2 Queen of the Selfie: Frida Kahlo

Ask students if they know anything about Frida Kahlo.  Let them share any thoughts that come to mind.  Explain that they will know much more about her by the end of class.  Add that one way to learn about someone is to look at her artwork...

If all students have devices, tell them to conduct an image search* of "FRIDA KAHLO PAINTINGS". 

*WARNING:  Some of Frida's paintings include some nudity, blood/violence, etc.  Consider the maturity level of your students prior to this step.  My students were really taken with the various representations of pain shown in Frida's work, but if necessary, provide them with a safe search option, such as http://www.safeimages.safesearchkids.com/

If you want further control over this process, curate a set of Kahlo's artwork and post it as a collage or as a PowerPoint.

As students look at the images, ask them what they see-- ( the unibrow, monkeys, pain/blood, etc.).  What kind of image did she create often? (Selfies)

If time permits, I encourage you to ask students what they think about her artwork-- WHY might she have painted what she did?  What kind of life do they think she had?  etc.  Explain that now you will find out specifics about her life...

Introduce the CNN article, "Queen of the Selfie..."  Read together as a class (or do as a jigsaw, or break into pieces, etc.  Whichever reading format works best for your group's needs).  

Discuss her life's events as you go or at the end.  

Have students look back at her artwork again-- what do they see now? 


3 Application & Optional Further Study

What do Frida Kahlo's "selfies" reveal about her?  Her life? The purpose of her art?

'She once famously said: "I paint myself because I am often so alone, and because I am the subject I know best."' (CNN article on Queen of Selfie)  What does this mean to YOU (students)?  

Think about your own selfies or photos (or artwork!).  How do you express your feelings?
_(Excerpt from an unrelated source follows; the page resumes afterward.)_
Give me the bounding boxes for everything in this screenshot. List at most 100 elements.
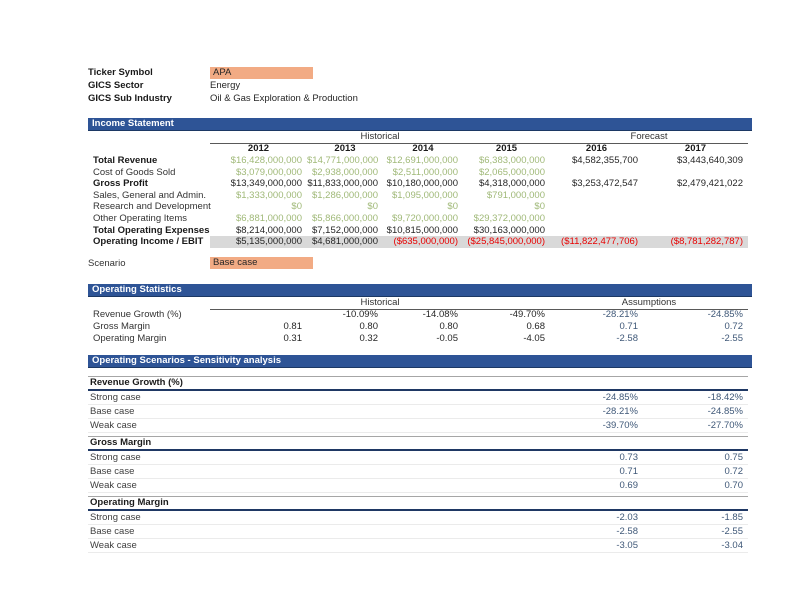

How do you reveal your life (or how could you?)?

Your assessment is two parts.  One is for fun and the other is creative.  

1)  Use the selfie app to create a Frida-esque picture of yourself.  Add the extra elements.  Have fun with it.  Save the image. (Teacher decides how to share or submit this)

2) Now, using your phone or a classroom device with a camera-- Create a selfie that reveals your mood, hints at your life experience(s), shows what matters to you, etc.  Use Frida as an example-- do you want to include props? do you want to wear certain clothing or costumes? what will you put in the background that has meaning to you?  

*If cameras aren't available, students may create these images by sketching, coloring, painting, etc.

SHARE:  After students have had sufficient time to complete these, decide how you'd like to share them as a class.  Will they be posted as a class collage?  Will you make them into a slide show?  Will students share their images and explain their thoughts?  Will phones be out on desks and the class walks around, gallery-style?  etc.

Conclusion:  Class discusses what they saw and what they enjoyed.  Positive feedback to students on their work and ideas.  

Wrap up with a reflection on art and Frida-- how does art reflect life?  what can we gain by viewing art and learning about the artists?  How might this impact the images we choose to put into the public (selfies, pics online, etc.)?

Final thoughts?

**For further application, there are numerous documentaries on Frida Kahlo, as well as a great film called "Frida" which is in English and won many awards.  These would require parental permission slips, but are worth the extra time, especially if students are highly intrested.